Weil sie dem US-Präsidenten den Mittelfinger gezeigt hat, bekam eine Frau die Kündigung. Nun haben Tausende für die alleinerziehende Mutter Geld gesammelt.

Juli Briskman zeigt Autokolonne von Donald Trump den Mittelfinger
AFP

Juli Briskman zeigt Autokolonne von Donald Trump den Mittelfinger


Im Internet verbreitete sich das Foto rasant: Eine US-Bürgerin zeigt der Autokolonne von Präsident Trump den Mittelfinger. Ihr Arbeitgeber fand das jedoch gar nicht witzig und kündigte Juli Briskman fristlos. Doch die Geste brachte ihr auch viele Unterstützer. Tausende haben sich an einer Online-Spendenaktion beteiligt. Die alleinerziehende Mutter bekommt dadurch nun mehr als 71.000 Dollar, was etwa 61.000 Euro entspricht.

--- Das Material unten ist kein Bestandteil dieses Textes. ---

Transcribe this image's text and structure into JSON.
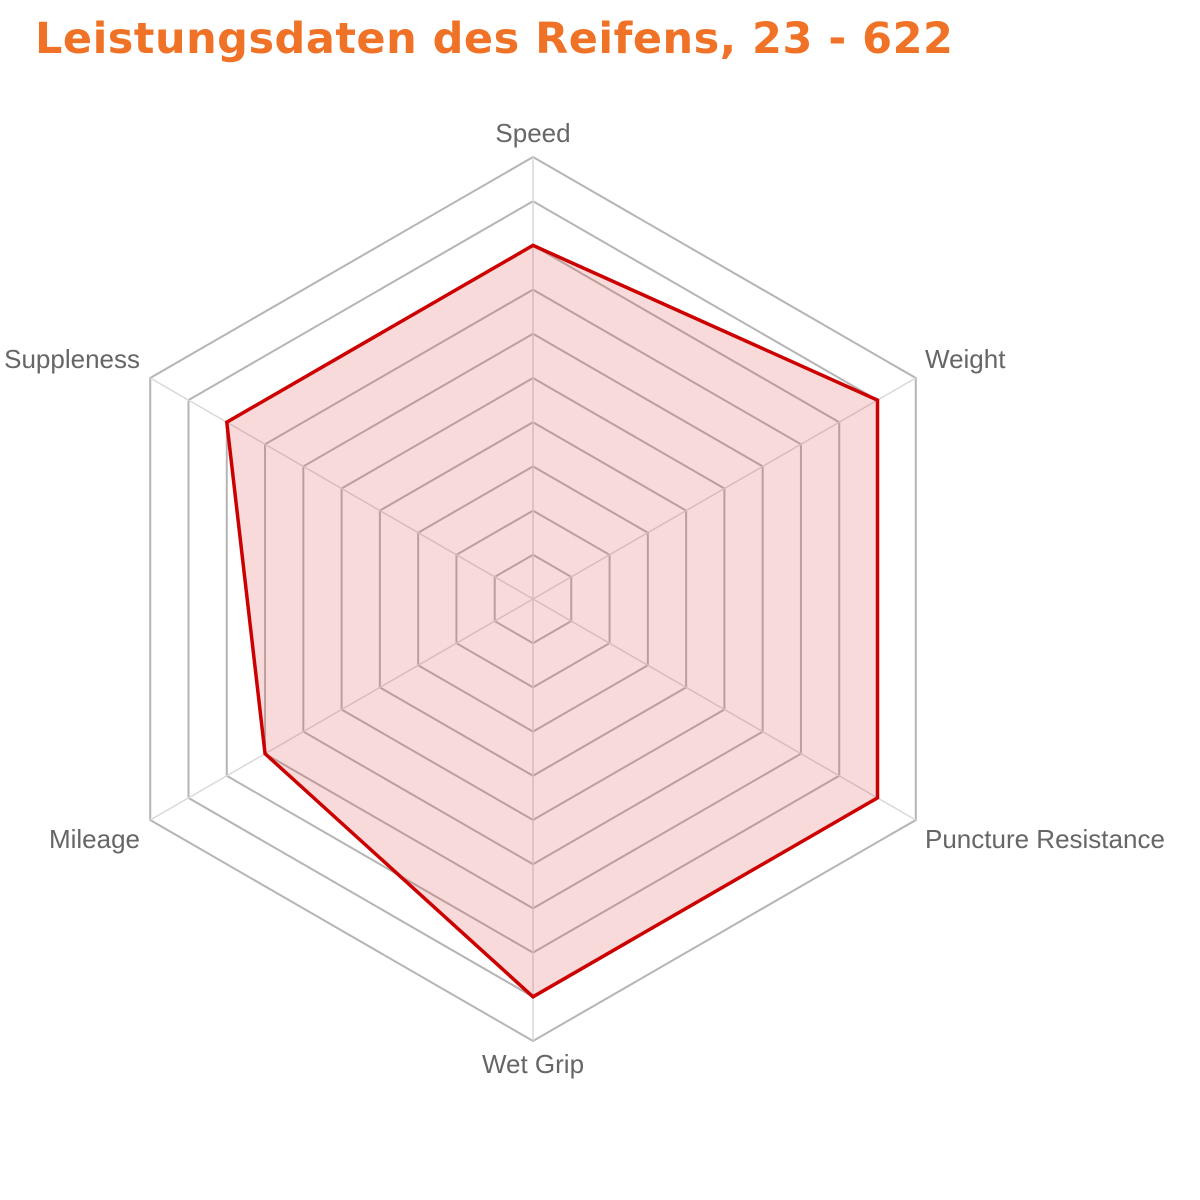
{
  "title": "Leistungsdaten des Reifens, 23 - 622",
  "colors": {
    "title": "#f07226",
    "series_line": "#cc0000",
    "series_fill": "rgba(220, 70, 70, 0.20)",
    "grid": "#b5b5b5",
    "label": "#666666"
  },
  "chart_data": {
    "type": "radar",
    "title": "Leistungsdaten des Reifens, 23 - 622",
    "categories": [
      "Speed",
      "Weight",
      "Puncture Resistance",
      "Wet Grip",
      "Mileage",
      "Suppleness"
    ],
    "series": [
      {
        "name": "23 - 622",
        "values": [
          8,
          9,
          9,
          9,
          7,
          8
        ]
      }
    ],
    "range": [
      0,
      10
    ],
    "grid_levels": 10,
    "legend": "none"
  }
}
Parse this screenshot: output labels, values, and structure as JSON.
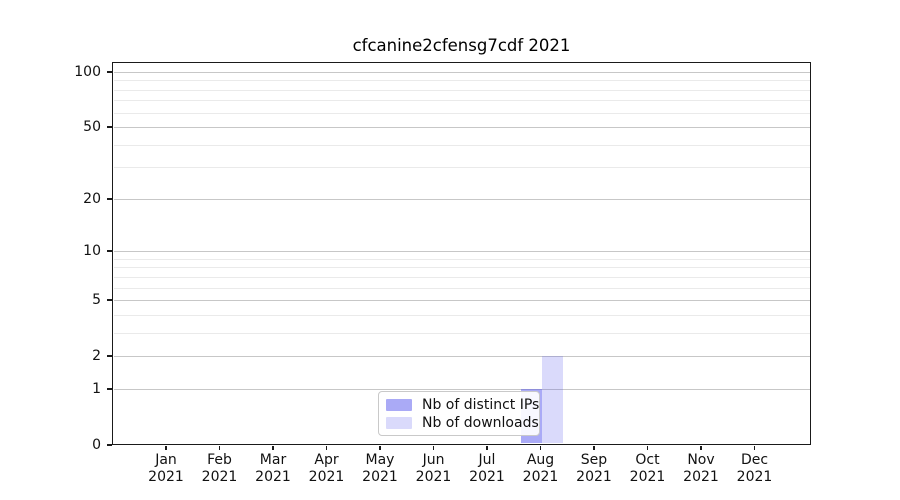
{
  "chart_data": {
    "type": "bar",
    "title": "cfcanine2cfensg7cdf 2021",
    "x_categories": [
      "Jan",
      "Feb",
      "Mar",
      "Apr",
      "May",
      "Jun",
      "Jul",
      "Aug",
      "Sep",
      "Oct",
      "Nov",
      "Dec"
    ],
    "x_year": "2021",
    "series": [
      {
        "name": "Nb of distinct IPs",
        "color": "rgba(85,85,237,0.50)",
        "values": [
          0,
          0,
          0,
          0,
          0,
          0,
          0,
          1,
          0,
          0,
          0,
          0
        ]
      },
      {
        "name": "Nb of downloads",
        "color": "rgba(85,85,237,0.22)",
        "values": [
          0,
          0,
          0,
          0,
          0,
          0,
          0,
          2,
          0,
          0,
          0,
          0
        ]
      }
    ],
    "y_scale": "log1p",
    "y_max": 113,
    "y_ticks": [
      0,
      1,
      2,
      5,
      10,
      20,
      50,
      100
    ],
    "y_minor_ticks": [
      3,
      4,
      6,
      7,
      8,
      9,
      30,
      40,
      60,
      70,
      80,
      90
    ],
    "grid": "horizontal-only",
    "legend_entries": [
      "Nb of distinct IPs",
      "Nb of downloads"
    ]
  }
}
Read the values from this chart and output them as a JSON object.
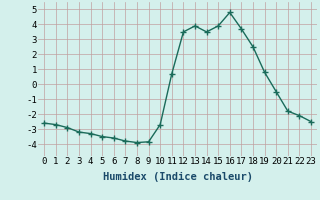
{
  "x": [
    0,
    1,
    2,
    3,
    4,
    5,
    6,
    7,
    8,
    9,
    10,
    11,
    12,
    13,
    14,
    15,
    16,
    17,
    18,
    19,
    20,
    21,
    22,
    23
  ],
  "y": [
    -2.6,
    -2.7,
    -2.9,
    -3.2,
    -3.3,
    -3.5,
    -3.6,
    -3.8,
    -3.9,
    -3.85,
    -2.7,
    0.7,
    3.5,
    3.9,
    3.5,
    3.9,
    4.8,
    3.7,
    2.5,
    0.8,
    -0.5,
    -1.8,
    -2.1,
    -2.5
  ],
  "line_color": "#1a6b5a",
  "marker": "+",
  "marker_size": 4,
  "marker_lw": 1.0,
  "line_width": 1.0,
  "bg_color": "#d4f0ec",
  "grid_color": "#c0a0a0",
  "xlabel": "Humidex (Indice chaleur)",
  "xlabel_color": "#1a4a6a",
  "ylim": [
    -4.8,
    5.5
  ],
  "xlim": [
    -0.5,
    23.5
  ],
  "yticks": [
    -4,
    -3,
    -2,
    -1,
    0,
    1,
    2,
    3,
    4,
    5
  ],
  "xticks": [
    0,
    1,
    2,
    3,
    4,
    5,
    6,
    7,
    8,
    9,
    10,
    11,
    12,
    13,
    14,
    15,
    16,
    17,
    18,
    19,
    20,
    21,
    22,
    23
  ],
  "tick_font_size": 6.5,
  "label_font_size": 7.5
}
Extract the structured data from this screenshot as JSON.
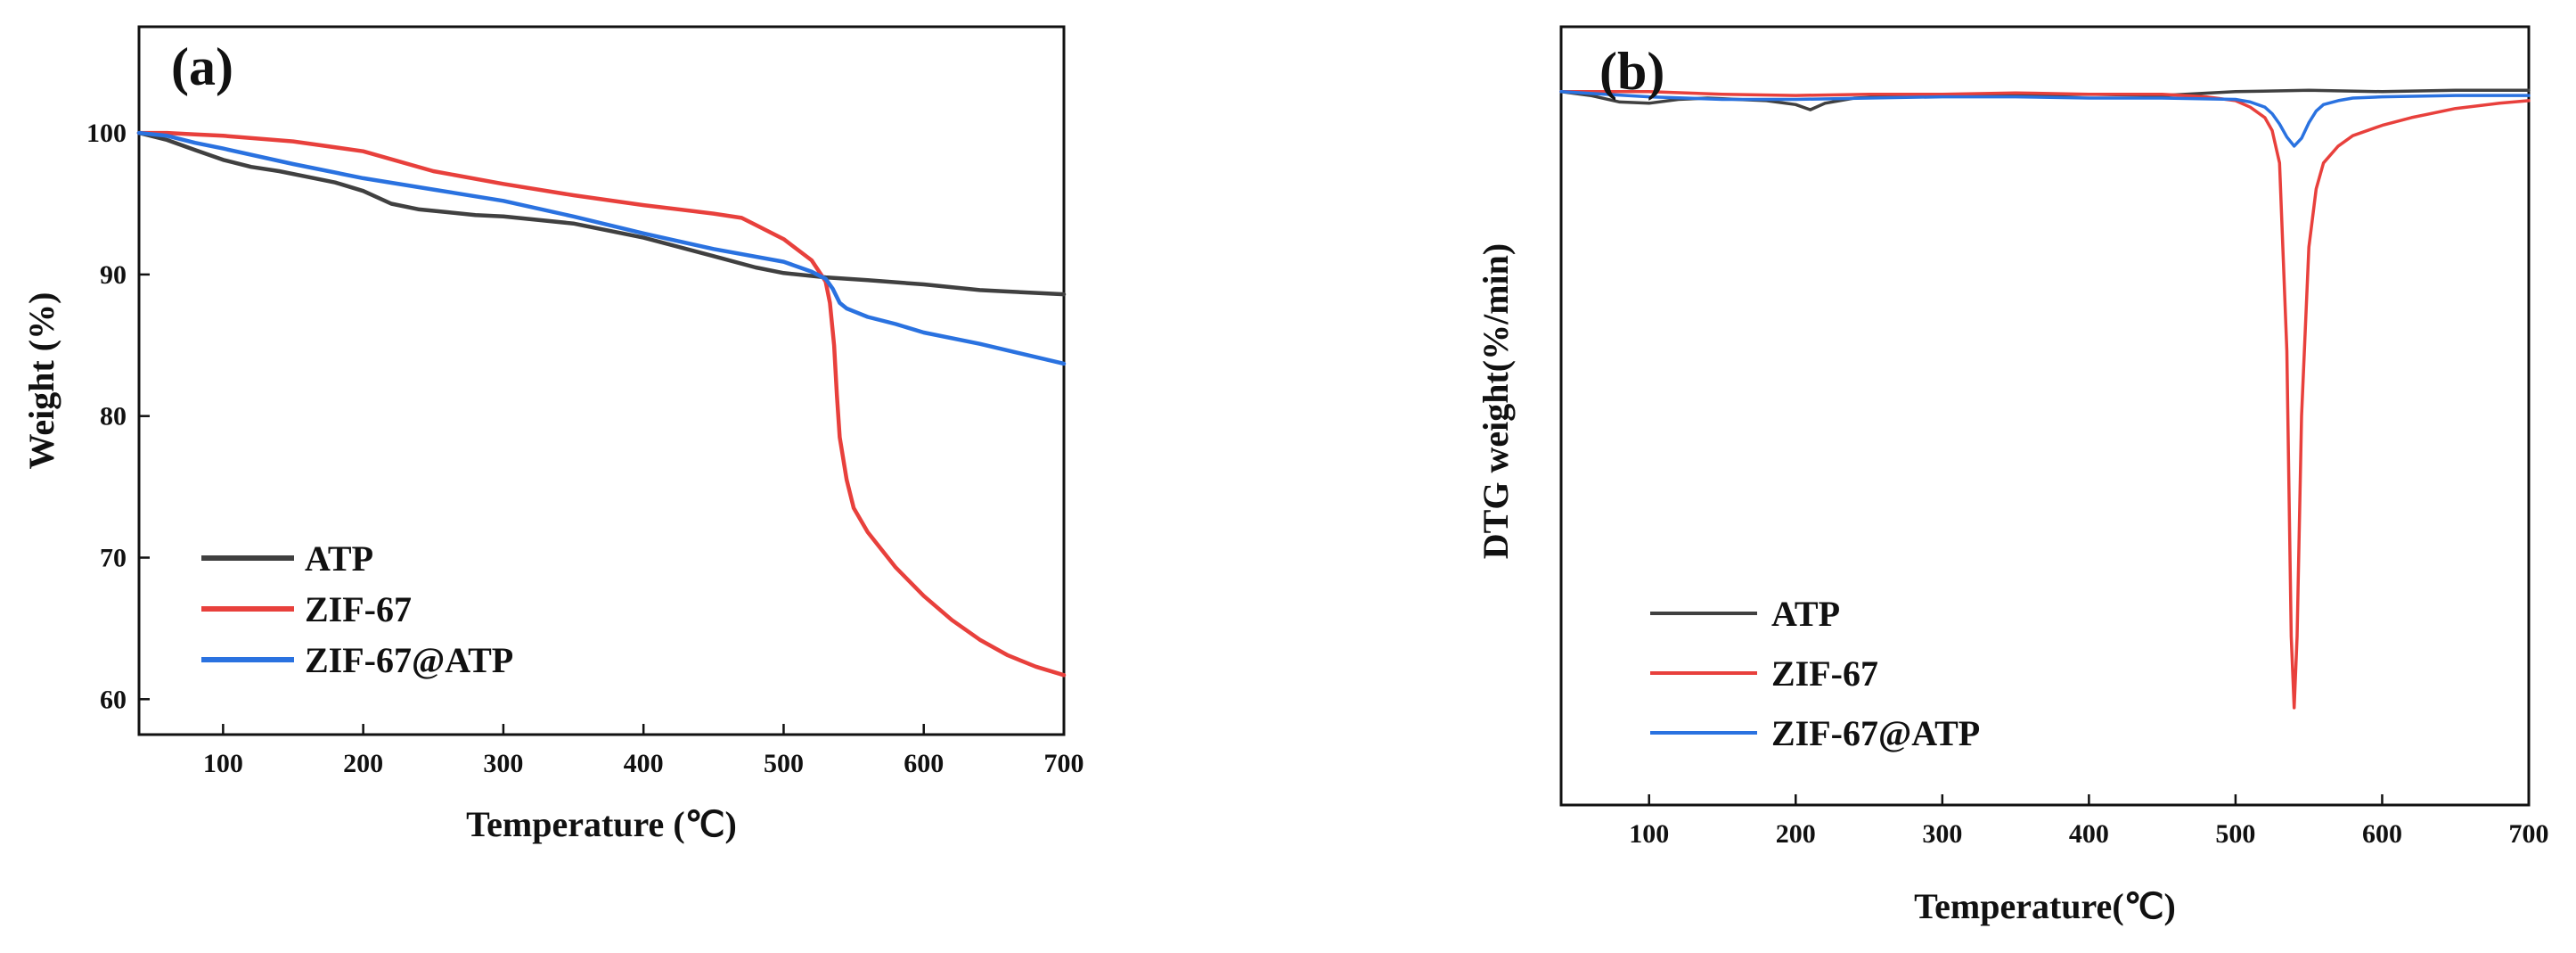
{
  "chart_data": [
    {
      "type": "line",
      "panel_label": "(a)",
      "title": "",
      "xlabel": "Temperature (℃)",
      "ylabel": "Weight (%)",
      "xlim": [
        40,
        700
      ],
      "ylim": [
        57.5,
        107.5
      ],
      "xticks": [
        100,
        200,
        300,
        400,
        500,
        600,
        700
      ],
      "yticks": [
        60,
        70,
        80,
        90,
        100
      ],
      "legend_position": "bottom-left",
      "series": [
        {
          "name": "ATP",
          "color": "#404040",
          "x": [
            40,
            60,
            80,
            100,
            120,
            140,
            160,
            180,
            200,
            220,
            240,
            260,
            280,
            300,
            350,
            400,
            450,
            480,
            500,
            530,
            560,
            600,
            640,
            660,
            700
          ],
          "y": [
            100,
            99.5,
            98.8,
            98.1,
            97.6,
            97.3,
            96.9,
            96.5,
            95.9,
            95.0,
            94.6,
            94.4,
            94.2,
            94.1,
            93.6,
            92.6,
            91.3,
            90.5,
            90.1,
            89.8,
            89.6,
            89.3,
            88.9,
            88.8,
            88.6
          ]
        },
        {
          "name": "ZIF-67",
          "color": "#e8403c",
          "x": [
            40,
            60,
            80,
            100,
            150,
            200,
            250,
            300,
            350,
            400,
            450,
            470,
            480,
            500,
            520,
            530,
            533,
            536,
            538,
            540,
            545,
            550,
            560,
            580,
            600,
            620,
            640,
            660,
            680,
            700
          ],
          "y": [
            100,
            100,
            99.9,
            99.8,
            99.4,
            98.7,
            97.3,
            96.4,
            95.6,
            94.9,
            94.3,
            94.0,
            93.5,
            92.5,
            91.0,
            89.5,
            88.0,
            85.0,
            81.5,
            78.5,
            75.5,
            73.5,
            71.8,
            69.3,
            67.3,
            65.6,
            64.2,
            63.1,
            62.3,
            61.7
          ]
        },
        {
          "name": "ZIF-67@ATP",
          "color": "#2a72e0",
          "x": [
            40,
            60,
            80,
            100,
            150,
            200,
            250,
            300,
            350,
            400,
            450,
            500,
            520,
            530,
            535,
            540,
            545,
            550,
            560,
            580,
            600,
            640,
            700
          ],
          "y": [
            100,
            99.8,
            99.3,
            98.9,
            97.8,
            96.8,
            96.0,
            95.2,
            94.1,
            92.9,
            91.8,
            90.9,
            90.2,
            89.7,
            89.0,
            88.0,
            87.6,
            87.4,
            87.0,
            86.5,
            85.9,
            85.1,
            83.7
          ]
        }
      ]
    },
    {
      "type": "line",
      "panel_label": "(b)",
      "title": "",
      "xlabel": "Temperature(℃)",
      "ylabel": "DTG weight(%/min)",
      "xlim": [
        40,
        700
      ],
      "ylim": [
        -55,
        5
      ],
      "xticks": [
        100,
        200,
        300,
        400,
        500,
        600,
        700
      ],
      "yticks": [],
      "legend_position": "bottom-left",
      "series": [
        {
          "name": "ATP",
          "color": "#404040",
          "x": [
            40,
            60,
            80,
            100,
            120,
            140,
            160,
            180,
            200,
            210,
            220,
            240,
            260,
            280,
            300,
            350,
            400,
            450,
            500,
            550,
            600,
            650,
            700
          ],
          "y": [
            0,
            -0.3,
            -0.8,
            -0.9,
            -0.6,
            -0.5,
            -0.6,
            -0.7,
            -1.0,
            -1.4,
            -0.9,
            -0.5,
            -0.4,
            -0.3,
            -0.3,
            -0.3,
            -0.2,
            -0.3,
            0,
            0.1,
            0,
            0.1,
            0.1
          ]
        },
        {
          "name": "ZIF-67",
          "color": "#e8403c",
          "x": [
            40,
            100,
            150,
            200,
            250,
            300,
            350,
            400,
            450,
            480,
            500,
            510,
            520,
            525,
            530,
            535,
            538,
            540,
            542,
            545,
            550,
            555,
            560,
            570,
            580,
            600,
            620,
            650,
            680,
            700
          ],
          "y": [
            0,
            0,
            -0.2,
            -0.3,
            -0.2,
            -0.2,
            -0.1,
            -0.2,
            -0.2,
            -0.4,
            -0.7,
            -1.2,
            -2.0,
            -3.0,
            -5.5,
            -20.0,
            -42.0,
            -47.5,
            -42.0,
            -25.0,
            -12.0,
            -7.5,
            -5.5,
            -4.2,
            -3.4,
            -2.6,
            -2.0,
            -1.3,
            -0.9,
            -0.7
          ]
        },
        {
          "name": "ZIF-67@ATP",
          "color": "#2a72e0",
          "x": [
            40,
            100,
            150,
            200,
            250,
            300,
            350,
            400,
            450,
            500,
            510,
            520,
            525,
            530,
            535,
            540,
            545,
            550,
            555,
            560,
            570,
            580,
            600,
            650,
            700
          ],
          "y": [
            0,
            -0.4,
            -0.6,
            -0.6,
            -0.5,
            -0.4,
            -0.4,
            -0.5,
            -0.5,
            -0.6,
            -0.8,
            -1.2,
            -1.7,
            -2.5,
            -3.5,
            -4.2,
            -3.6,
            -2.4,
            -1.5,
            -1.0,
            -0.7,
            -0.5,
            -0.4,
            -0.3,
            -0.3
          ]
        }
      ]
    }
  ]
}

Die Spendensammelaktion GoFundMe ging am 6. November online. Mehr als 3000 Spender beteiligten sich mit Beträgen zwischen fünf und 250 Dollar. "Danke Juli Briskman", schrieb der Organisator Rob Mello. Sie sei eine "Inspiration für uns alle". Das Geld gehe direkt an sie.

"Der ist schon wieder auf dem verdammten Golfplatz"

Ende Oktober hatte die 50-jährige radfahrende Briskman der Autokolonne des Präsidenten den Stinkefinger gezeigt, als diese an ihr vorbeifuhr. "Ich habe gedacht: Der ist schon wieder auf dem verdammten Golfplatz", sagte die Demokratin der "Huffington Post". Briskman wohnt in der Nähe von Trumps Golfklub am Potomac-Fluss rund 40 Kilometer nordwestlich des Weißen Hauses.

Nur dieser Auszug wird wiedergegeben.